Der dieswöchige Song of the Week kommt aus Russland. Gestern wurde der neue (alte) Präsident gewählt; da verschlägt es mir fast die Sprache, so protestierten doch Tausende in ganz Russland gegen den einstigen KGB-Agenten und ehemaligen Chef des Inlandsgeheimdienstes FSB. Naja, gute Referenzen hat er scheinbar, außerdem ist er körperlich gesund, was zu Sowietzeiten noch gefürchtet war; immerhin schießt er nicht auf das eigene Volk, sondern erweckt die Toten zum Leben.

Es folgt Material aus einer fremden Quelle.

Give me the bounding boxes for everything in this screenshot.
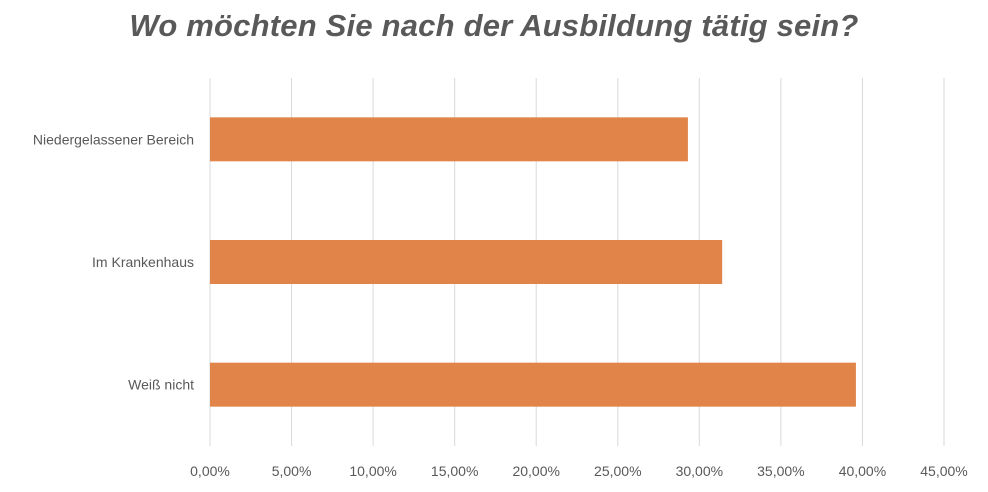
x-tick-label: 0,00% <box>190 463 230 479</box>
category-label: Im Krankenhaus <box>92 254 194 270</box>
x-axis-tick-labels: 0,00% 5,00% 10,00% 15,00% 20,00% 25,00% 30,00%… <box>190 463 968 479</box>
x-tick-label: 15,00% <box>431 463 478 479</box>
x-tick-label: 30,00% <box>676 463 723 479</box>
x-tick-label: 10,00% <box>349 463 396 479</box>
x-tick-label: 40,00% <box>839 463 886 479</box>
x-tick-label: 35,00% <box>757 463 804 479</box>
x-tick-label: 45,00% <box>920 463 967 479</box>
category-labels: Niedergelassener Bereich Im Krankenhaus We… <box>33 131 194 392</box>
bar <box>210 362 856 407</box>
x-tick-label: 5,00% <box>272 463 312 479</box>
bar <box>210 117 688 162</box>
x-tick-label: 20,00% <box>512 463 559 479</box>
bars <box>210 117 856 407</box>
x-tick-label: 25,00% <box>594 463 641 479</box>
bar <box>210 240 723 284</box>
category-label: Weiß nicht <box>128 377 194 393</box>
chart-title: Wo möchten Sie nach der Ausbildung tätig… <box>129 8 859 43</box>
category-label: Niedergelassener Bereich <box>33 131 194 147</box>
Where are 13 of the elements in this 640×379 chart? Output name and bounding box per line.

Viele Menschen, die noch nicht tot sind, trotzdem Stimmzettel ausfüllten und NICHT für Putin stimmten, gibt es immernoch zu Tausenden, und einer von ihnen ist . Da mein Russisch leider nur nahezu fließend ist, sind mir auch kaum Informationen zugefallen. Aber ich weiß, dass er ein sehr versierter Künstler ist, er nicht nur rappen, sondern auch singen kann, er spielt Gitarre und hat Unterwäsche an, in der er bei seinen Protesten gegen das System, den künftigen Krempl-Despoten mit der Lizenz zum Tigerretten, oder die Polizei ziemlich gut, konsequent und glaubhaft klingt und aussieht. Für “Beleidigungen” (genaueres liegt der Redaktion nicht vor) ging er sogar einmal in den Knast.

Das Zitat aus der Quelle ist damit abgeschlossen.